On dit que L'étranger est le livre jumeau de l'essai Le mythe de Sisyphe qui aborde aussi la thématique de l'absurde. «Le style employé dans L'étranger est d'ailleurs d'une grande importance, note le professeur Pierre Hébert. Il n'y a pas de subordonnées, les phrases sont courtes, juxtaposées. L'auteur pousse le lecteur dans ses derniers retranchements.» Dans la revue Situations, Jean-Paul Sartre écrit: «Bien que l'absurdité de la condition humaine en soit l'unique sujet, ce n'est pas un roman à thèse; il n'émane pas d'une pensée "satisfaite" et qui tient à fournir ses pièces justificatives; mais c'est, au contraire, le produit d'une pensée "limitée, mortelle et révoltée".» 

Le film 

C'est la veuve de Camus, Francine (Faure) Camus, qui a fait les premiers contacts afin d'adapter L'étranger au cinéma.
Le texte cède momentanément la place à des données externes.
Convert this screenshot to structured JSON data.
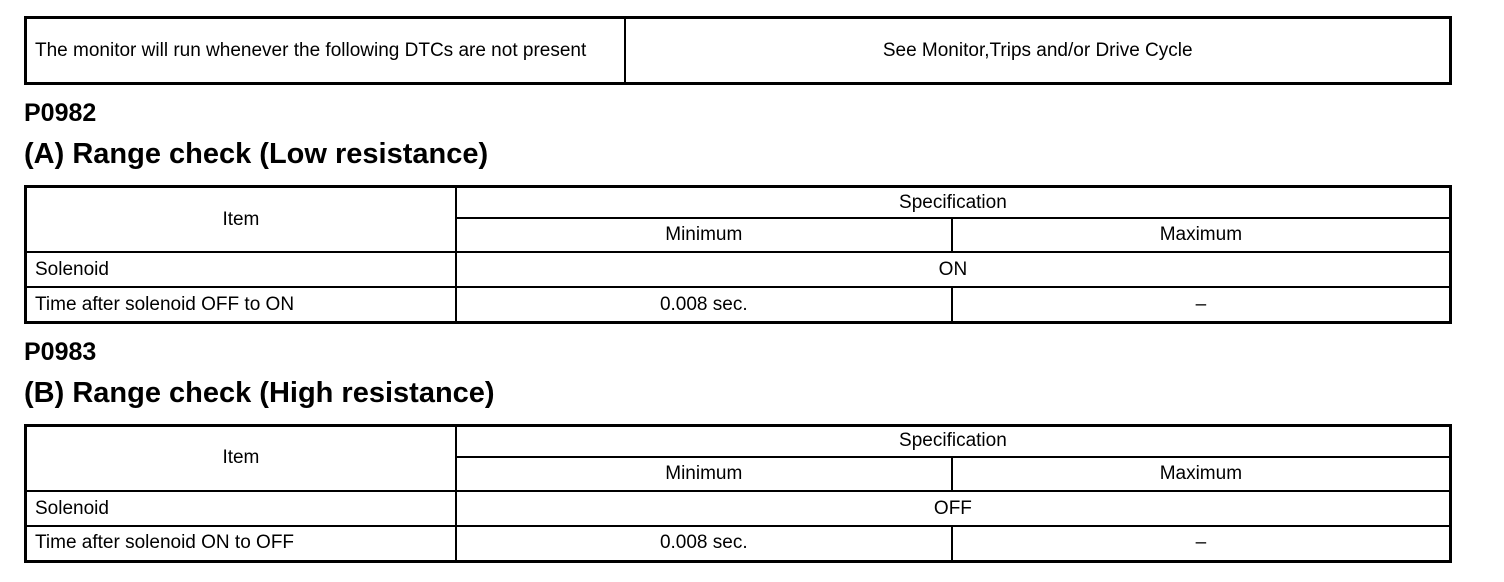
{
  "monitor_row": {
    "condition": "The monitor will run whenever the following DTCs are not present",
    "reference": "See Monitor,Trips and/or Drive Cycle"
  },
  "sections": [
    {
      "code": "P0982",
      "title": "(A) Range check (Low resistance)",
      "table": {
        "headers": {
          "item": "Item",
          "specification": "Specification",
          "minimum": "Minimum",
          "maximum": "Maximum"
        },
        "rows": [
          {
            "item": "Solenoid",
            "value": "ON"
          },
          {
            "item": "Time after solenoid OFF to ON",
            "minimum": "0.008 sec.",
            "maximum": "–"
          }
        ]
      }
    },
    {
      "code": "P0983",
      "title": "(B) Range check (High resistance)",
      "table": {
        "headers": {
          "item": "Item",
          "specification": "Specification",
          "minimum": "Minimum",
          "maximum": "Maximum"
        },
        "rows": [
          {
            "item": "Solenoid",
            "value": "OFF"
          },
          {
            "item": "Time after solenoid ON to OFF",
            "minimum": "0.008 sec.",
            "maximum": "–"
          }
        ]
      }
    }
  ]
}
On dit que c'est elle qui aurait choisi Luchino Visconti qui en a fait une adaptation très fidèle. De son vivant, Camus ne voulait rien entendre de l'adaptation de son roman. Sa veuve aurait donc refusé le premier scénario élaboré par Visconti, lui préférant une adaptation du livre, classique et fidèle. Le film, qui reçoit des critiques tièdes, sort en 1967 et met en vedette l'acteur italien Marcello Mastroianni dans le rôle d'Arthur Meursault. Marie est interprétée par Anna Karina. 

La face B de L'étranger 

En 2013, l'écrivain et journaliste algérien Kamel Daoud publie Meursault, contre-enquête, une sorte de réponse-hommage au livre d'Albert Camus. «Aujourd'hui, M'ma est encore vivante», écrit Daoud dans ce livre qui donne la parole à Haroun, le frère de l'Arabe assassiné par Meursault dans L'étranger. Cet Arabe avait d'ailleurs un nom, rappelle le narrateur. Cet Arabe anonyme s'appelait Moussa. À travers son narrateur, Daoud propose de manière très habile une réflexion sur l'identité. Lauréat du prix François-Mauriac en 2014, le livre remporte également le Goncourt du premier roman en 2015.